6 Mart 2001 Salı

Ulu mu, sulu mu? Artık akıllandım

Birisi "Ulu Önder Atatürk" diye lafa başladı mı cüzdanımın yerinde durup durmadığını kontrol etikten sonra bakire kızlarımı mahzene kapatıyorum, deden kalma, ağızdan dolma revolverimi elime alıp arkamı duvara veriyorum ve teyakkuz durumuna geçiyorum.

Şu anda neden teyakkuz durumunda olduğumu anlamanız için bu açıklamayı yaptım. Beni teyakkuza geçiren Türkiye Esnaf ve Sanatkârlar Kredi Kefalet Kooperatifleri Birliği'nin gazetelerdekifilanları oldu. İlanda, Birlik, "Ulu Önder Atatürk" ile başlayarak Başbakan Bülent Ecevit ile ortaklarına; Halk Bankası'nı "gerçek sahibine, esnaf ve sanatkârlara verileceği müjdesini" verdikleri için teşekkür ediyordu.

İlanı okuduktan sonra Birlik Genel Başkanı Suat Yalkın'ı aradım. "Evet, siyasi irade tecelli etti," diye konuştu. Ecevit'in talimatı üzerine, Başbakan Yardımcısı Hüsamettin Özkan başkanlığında bir "komisyon" kurulacaktı. Komisyon Halk Bankası'nın esnaf ve sanatkârlara devri konusunun ayrıntılarını halledecekti.

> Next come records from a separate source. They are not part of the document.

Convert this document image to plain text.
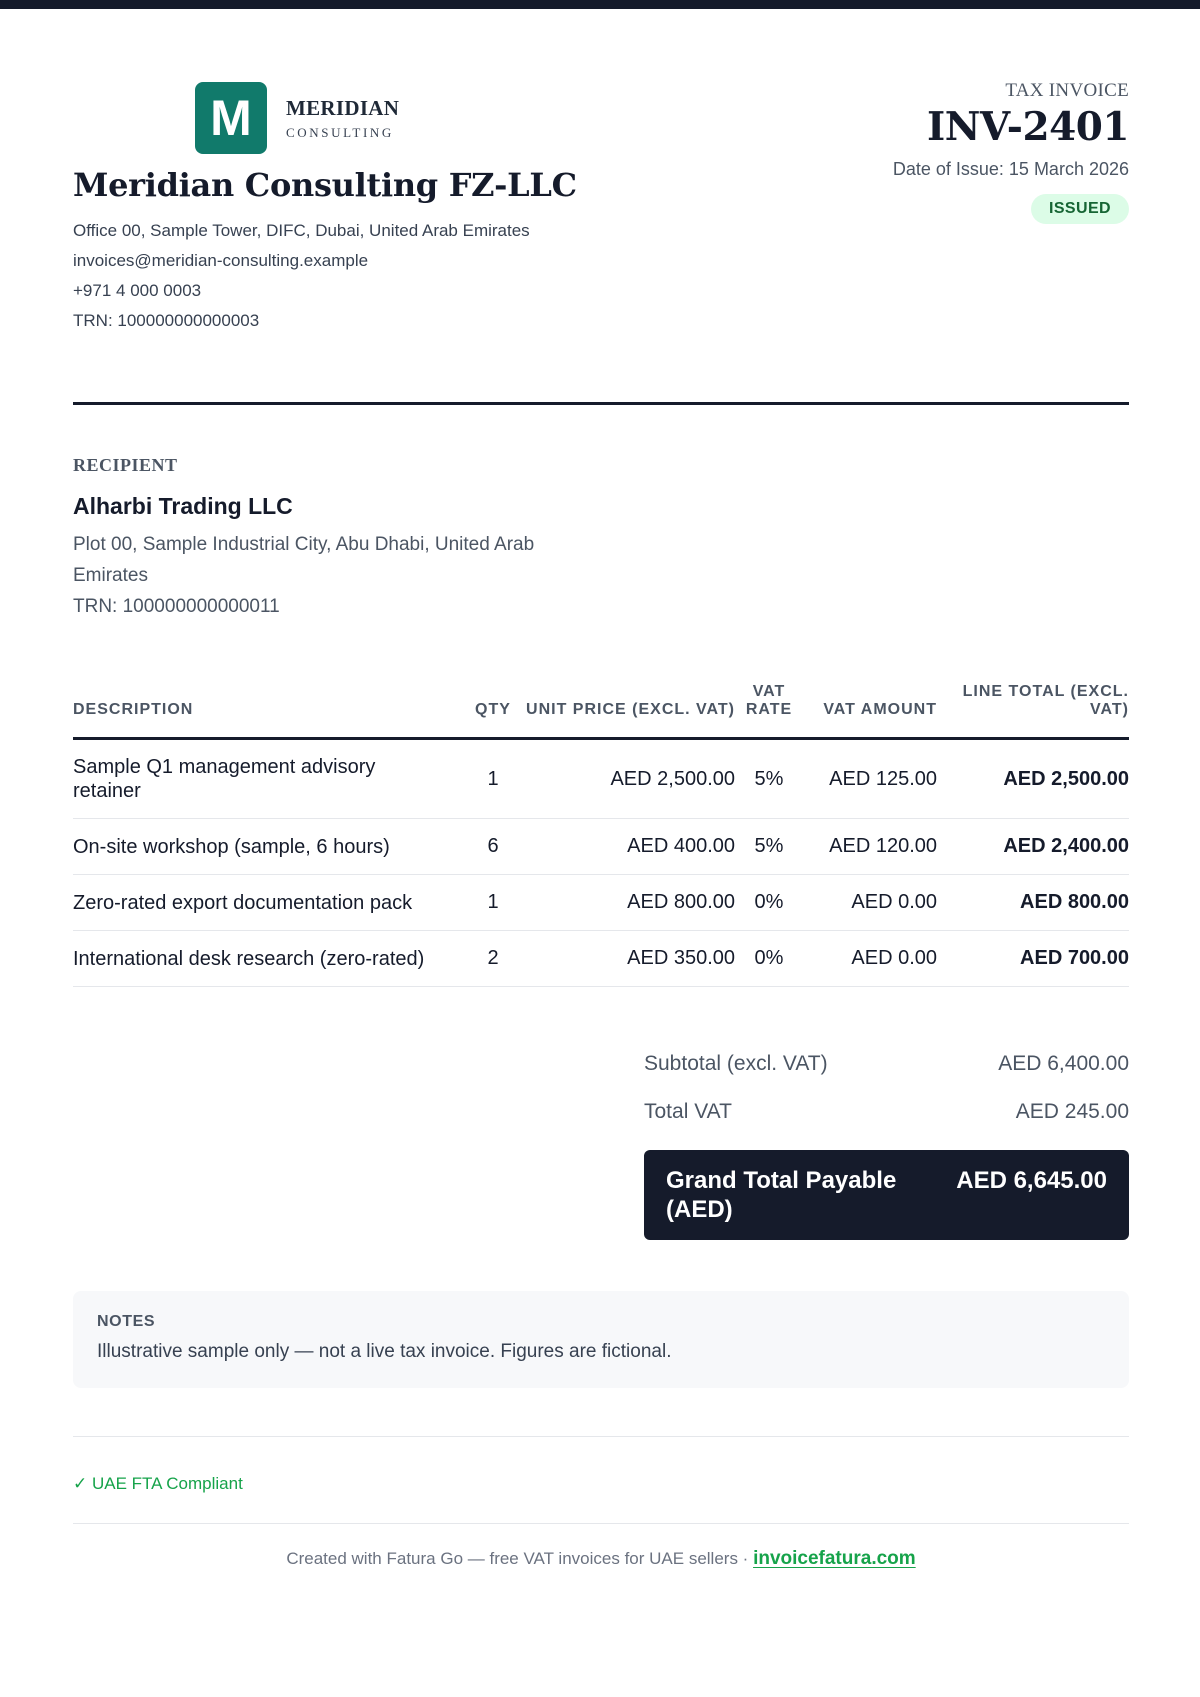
M	MERIDIAN
CONSULTING
Meridian Consulting FZ-LLC
Office 00, Sample Tower, DIFC, Dubai, United Arab Emirates
invoices@meridian-consulting.example
+971 4 000 0003
TRN: 100000000000003
TAX INVOICE
INV-2401
Date of Issue: 15 March 2026
ISSUED
RECIPIENT
Alharbi Trading LLC
Plot 00, Sample Industrial City, Abu Dhabi, United Arab Emirates
TRN: 100000000000011
DESCRIPTION	QTY	UNIT PRICE (EXCL. VAT)	VAT RATE	VAT AMOUNT	LINE TOTAL (EXCL. VAT)
Sample Q1 management advisory retainer	1	AED 2,500.00	5%	AED 125.00	AED 2,500.00
On-site workshop (sample, 6 hours)	6	AED 400.00	5%	AED 120.00	AED 2,400.00
Zero-rated export documentation pack	1	AED 800.00	0%	AED 0.00	AED 800.00
International desk research (zero-rated)	2	AED 350.00	0%	AED 0.00	AED 700.00
Subtotal (excl. VAT)	AED 6,400.00
Total VAT	AED 245.00
Grand Total Payable (AED)
AED 6,645.00
NOTES
Illustrative sample only — not a live tax invoice. Figures are fictional.
✓ UAE FTA Compliant
Created with Fatura Go — free VAT invoices for UAE sellers · invoicefatura.com
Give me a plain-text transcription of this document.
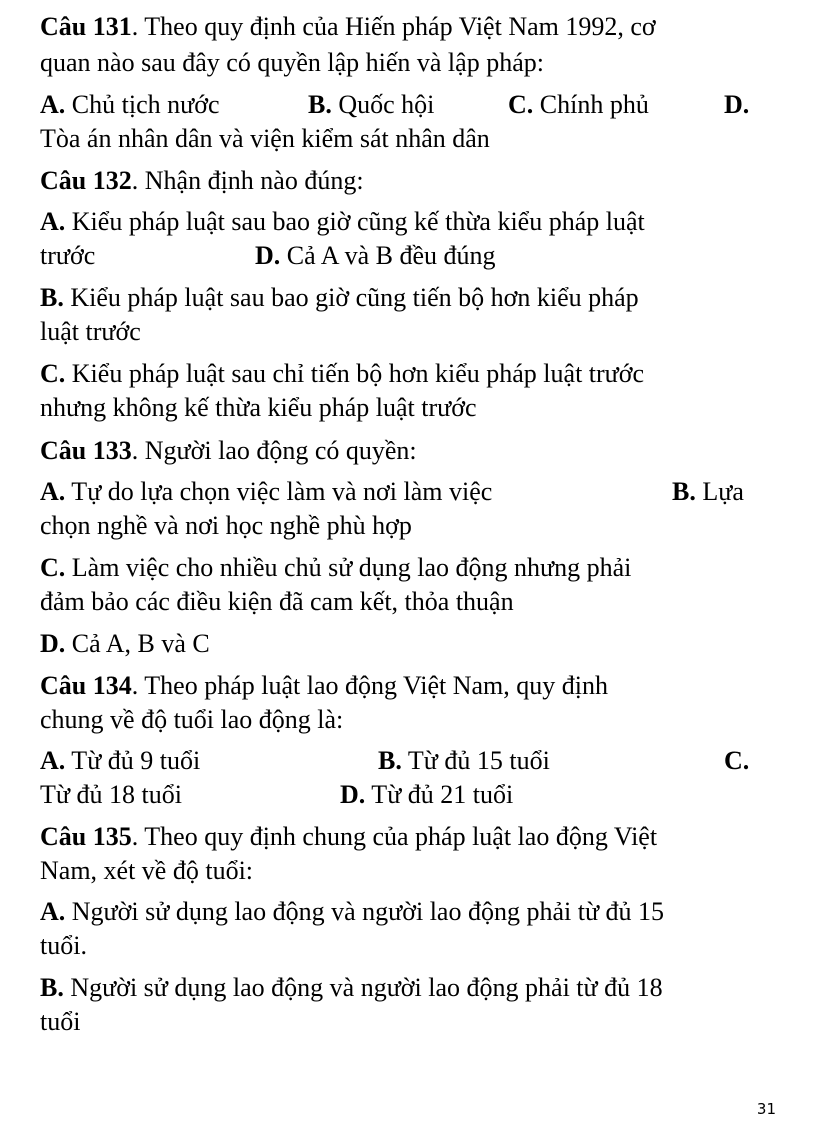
Câu 131. Theo quy định của Hiến pháp Việt Nam 1992, cơ
quan nào sau đây có quyền lập hiến và lập pháp:
A. Chủ tịch nước	B. Quốc hội	C. Chính phủ	D.
Tòa án nhân dân và viện kiểm sát nhân dân
Câu 132. Nhận định nào đúng:
A. Kiểu pháp luật sau bao giờ cũng kế thừa kiểu pháp luật
trước	D. Cả A và B đều đúng
B. Kiểu pháp luật sau bao giờ cũng tiến bộ hơn kiểu pháp
luật trước
C. Kiểu pháp luật sau chỉ tiến bộ hơn kiểu pháp luật trước
nhưng không kế thừa kiểu pháp luật trước
Câu 133. Người lao động có quyền:
A. Tự do lựa chọn việc làm và nơi làm việc	B. Lựa
chọn nghề và nơi học nghề phù hợp
C. Làm việc cho nhiều chủ sử dụng lao động nhưng phải
đảm bảo các điều kiện đã cam kết, thỏa thuận
D. Cả A, B và C
Câu 134. Theo pháp luật lao động Việt Nam, quy định
chung về độ tuổi lao động là:
A. Từ đủ 9 tuổi	B. Từ đủ 15 tuổi	C.
Từ đủ 18 tuổi	D. Từ đủ 21 tuổi
Câu 135. Theo quy định chung của pháp luật lao động Việt
Nam, xét về độ tuổi:
A. Người sử dụng lao động và người lao động phải từ đủ 15
tuổi.
B. Người sử dụng lao động và người lao động phải từ đủ 18
tuổi
31
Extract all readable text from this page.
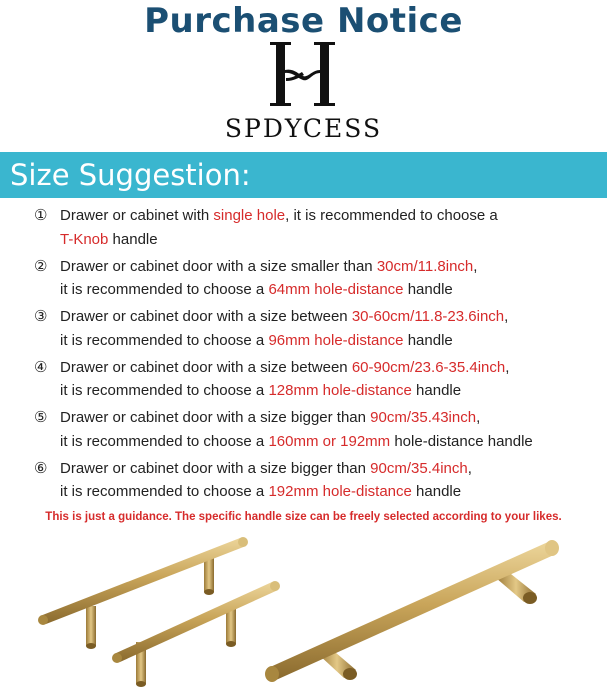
Purchase Notice
SPDYCESS
Size Suggestion:
① Drawer or cabinet with single hole, it is recommended to choose a
T-Knob handle
② Drawer or cabinet door with a size smaller than 30cm/11.8inch,
it is recommended to choose a 64mm hole-distance handle
③ Drawer or cabinet door with a size between 30-60cm/11.8-23.6inch,
it is recommended to choose a 96mm hole-distance handle
④ Drawer or cabinet door with a size between 60-90cm/23.6-35.4inch,
it is recommended to choose a 128mm hole-distance handle
⑤ Drawer or cabinet door with a size bigger than 90cm/35.43inch,
it is recommended to choose a 160mm or 192mm hole-distance handle
⑥ Drawer or cabinet door with a size bigger than 90cm/35.4inch,
it is recommended to choose a 192mm hole-distance handle
This is just a guidance. The specific handle size can be freely selected according to your likes.
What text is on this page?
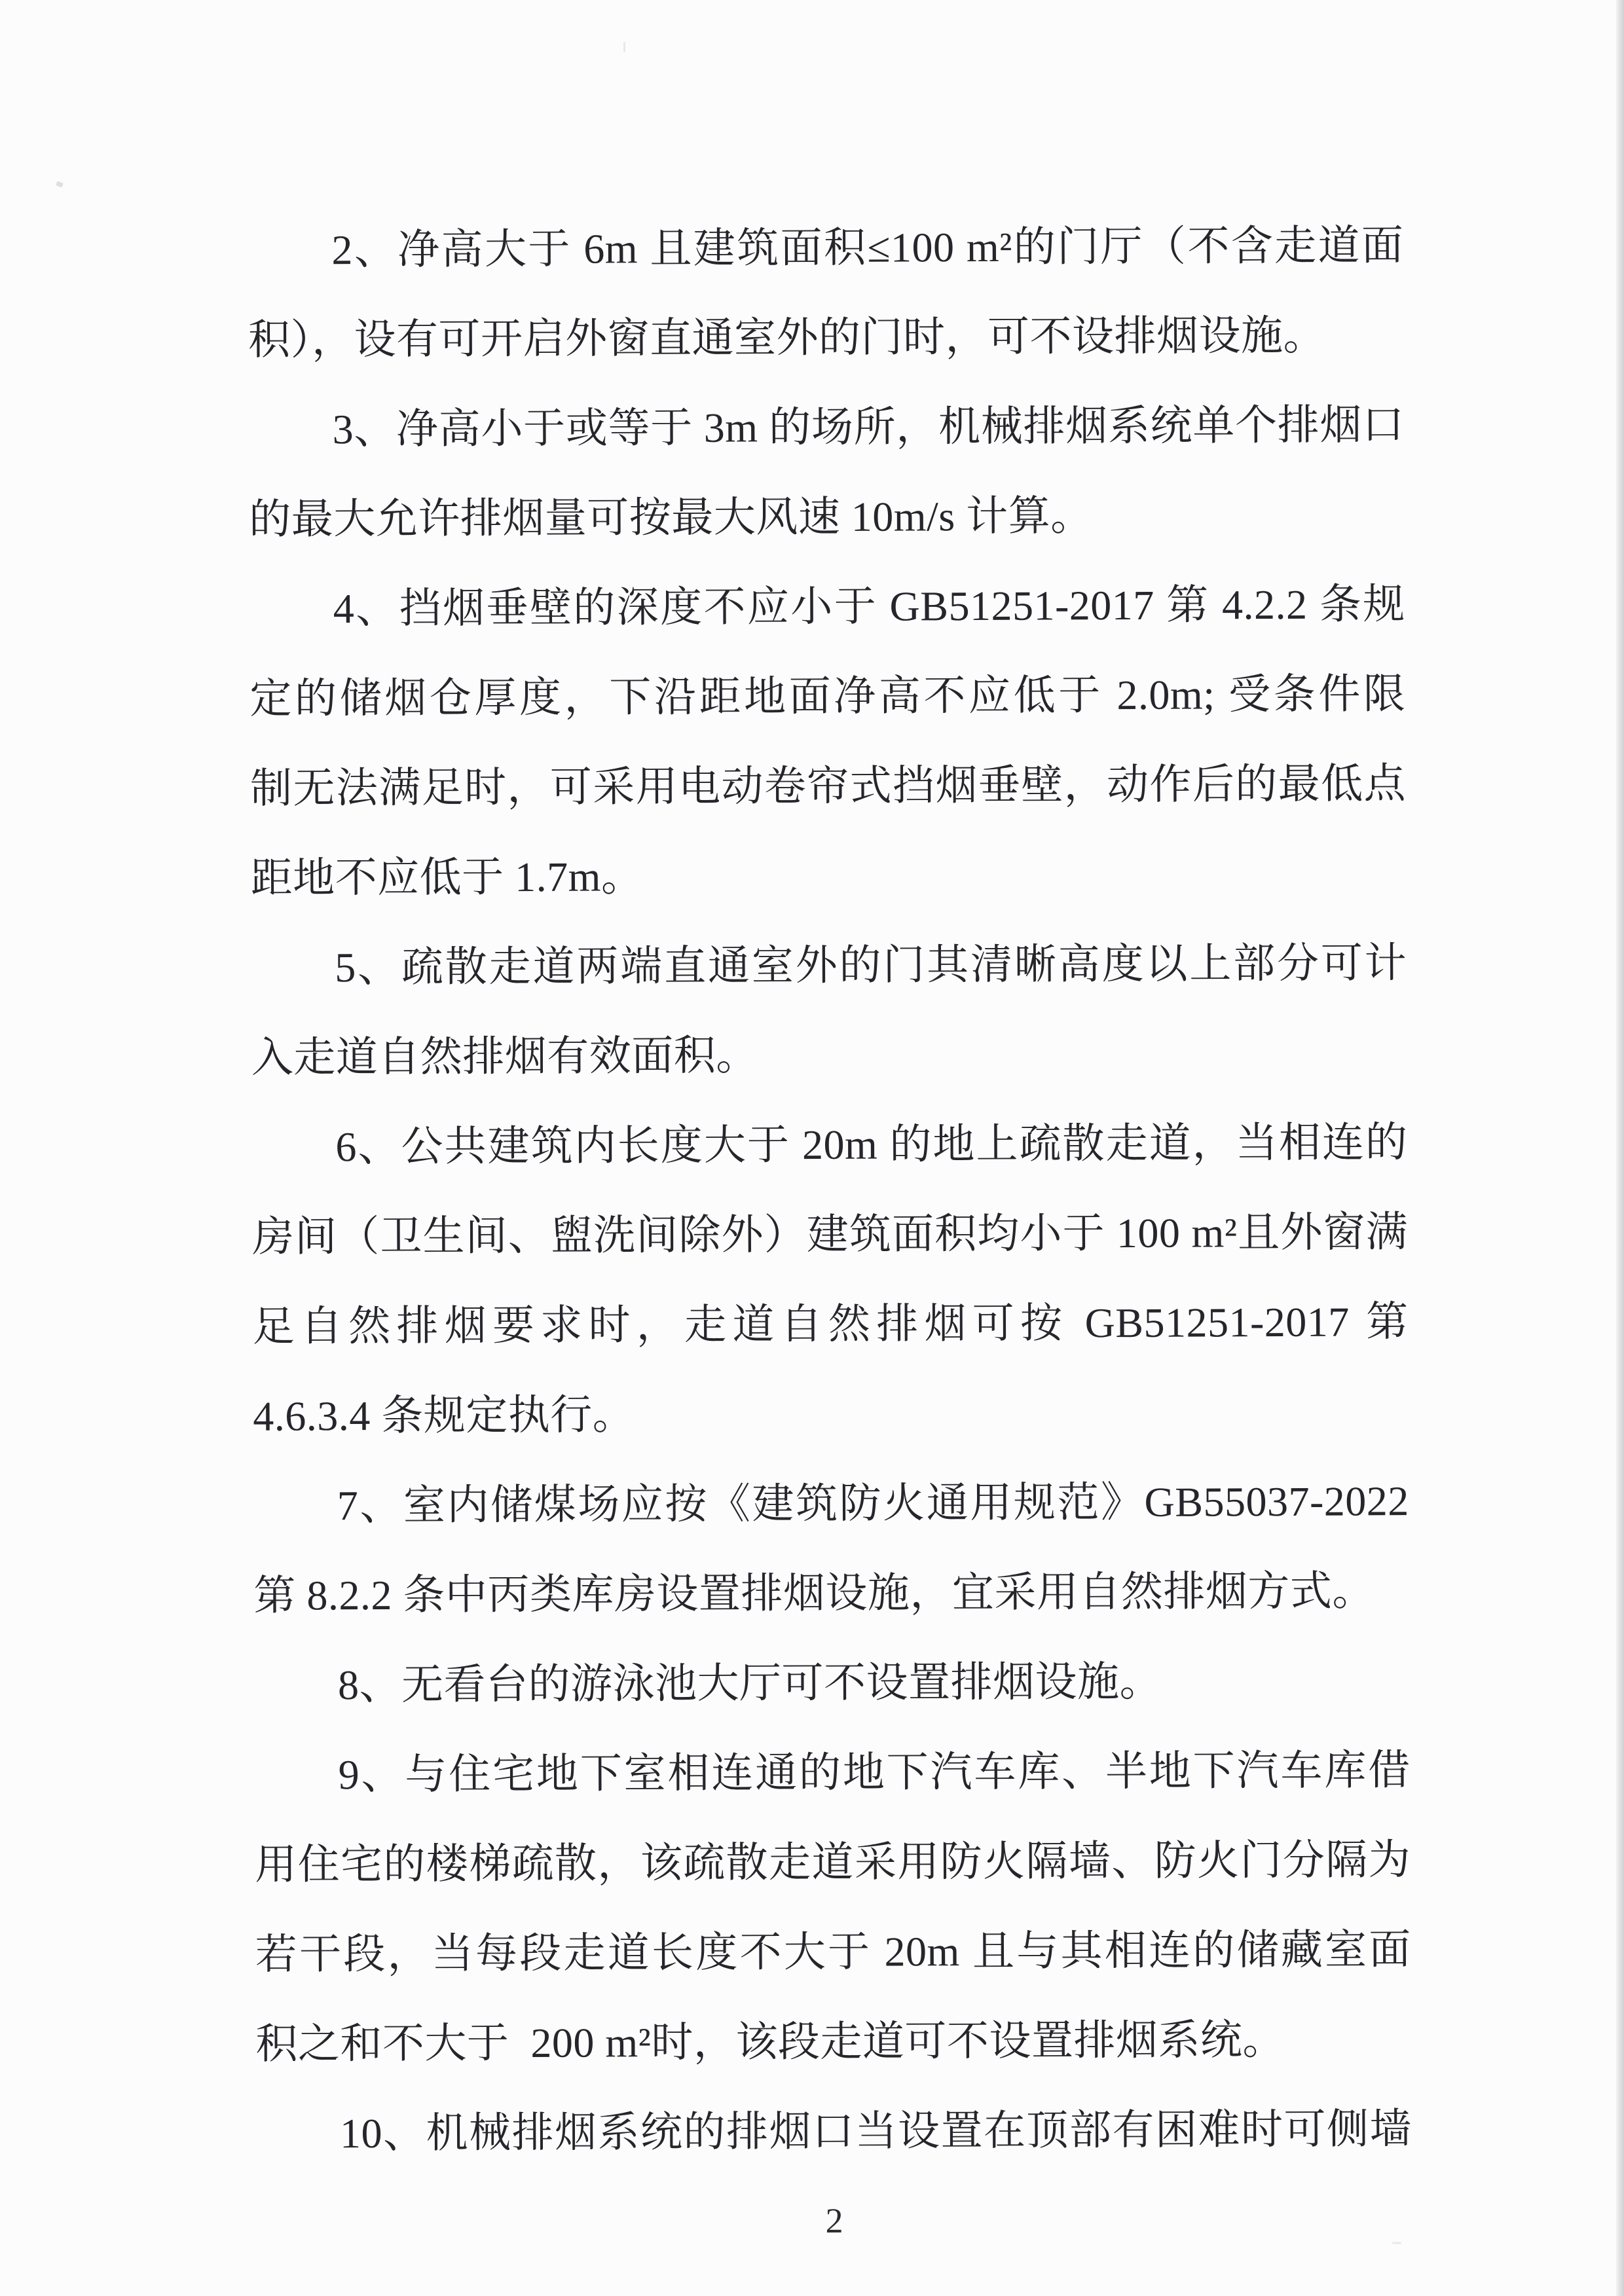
2、净高大于 6m 且建筑面积≤100 m²的门厅（不含走道面
积），设有可开启外窗直通室外的门时，可不设排烟设施。
3、净高小于或等于 3m 的场所，机械排烟系统单个排烟口
的最大允许排烟量可按最大风速 10m/s 计算。
4、挡烟垂壁的深度不应小于 GB51251-2017 第 4.2.2 条规
定的储烟仓厚度，下沿距地面净高不应低于 2.0m; 受条件限
制无法满足时，可采用电动卷帘式挡烟垂壁，动作后的最低点
距地不应低于 1.7m。
5、疏散走道两端直通室外的门其清晰高度以上部分可计
入走道自然排烟有效面积。
6、公共建筑内长度大于 20m 的地上疏散走道，当相连的
房间（卫生间、盥洗间除外）建筑面积均小于 100 m²且外窗满
足自然排烟要求时，走道自然排烟可按 GB51251-2017 第
4.6.3.4 条规定执行。
7、室内储煤场应按《建筑防火通用规范》GB55037-2022
第 8.2.2 条中丙类库房设置排烟设施，宜采用自然排烟方式。
8、无看台的游泳池大厅可不设置排烟设施。
9、与住宅地下室相连通的地下汽车库、半地下汽车库借
用住宅的楼梯疏散，该疏散走道采用防火隔墙、防火门分隔为
若干段，当每段走道长度不大于 20m 且与其相连的储藏室面
积之和不大于  200 m²时，该段走道可不设置排烟系统。
10、机械排烟系统的排烟口当设置在顶部有困难时可侧墙
2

Peki Halk Bankası'nın görev zararlarından meydana gelen muazzam kara delik ne olacaktı? "Biz ona karışmayız," diye cevap verdi Yalkın Bey. "O, hükümetin bankaya borcu." Peki Birlik'in bankayı ayağa kaldırabilcek sermayesi var mıydı? "O bir teknik konu. O konuda şimdi konuşmak istemiyorum."

Tamam.

Halk Bankası Genel Müdürü Yenal Ansen'i aradım. Haber doğru muydu? Yenal Bey kelimelerini dikkatle seçerek, ağır ağır konuştu: "Biz de gazetelerde görüyoruz. Hükümetten talimat veya bilgi almadık," dedi.

Tamam.

Konunun ilginç olan boyutuna gelmeden önce hükümetin Halk Bankası'nı esnaf ve sanatkârlara verme kararının alındığı tarihi öğrenmenizde yarar var sanıyorum: 28 Şubat 2001, yani Dünya Bankası Başkan Yardımcısı Kemal Derviş'in Türkiye'ye davet edildiği gün.

Hükümet bir eli ile, ekonomiyi kurtarsın diye Derviş'in biletini keserken, diğer eli ile ekonomiyi daha da batıracak bir karar alıp, Halk Bankası'nı esnaf ve sanatkârlara devretme kararı alıyordu.

Bankacılık sektörünün içinde bulunduğu sorunları ve bu sorunların ekonomiyi oksijensiz bırakmakta olduğunu artık hükümet bile anlamış vaziyette. Bu denklem içerisinde, açıkları 30 milyar doları aşan devlet bankalarının özel bir yeri var. Devlet bankalarının mali yapıları o kadar kötü ki, sistemdeki sağlıklı bankalar bile bundan olumsuz biçimde etkilenmekte.

Hükümetin, Uluslararası Para Fonu'na devlet bankalarının özelleştirileceğine dair taahhüdü var. Bu taahhüt bir sorunu başka bir sorunla değiş tokuş etmek anlamına gelmiyor.

Esnaf ve sanatkârlar birliğinin yetenekleri ve mali kaynakları ve bankacılık know how'ı Halk Bankası gibi bir bankayı devralmaya müsait değildir.

Şimdi anladınız mı, neden birisi "Ulu Önder Atatürk" diye lafa başladı mı teyakkuza geçiyorum?

Çünkü, siyasilerinftımarhaneye çevirmek için ellerinden geleni artlarına koymadıkları bu ülkede, ulu Tanrı'nın adı gibi, onun adı da, ulu olmayan birçok şeye alet ediliyor.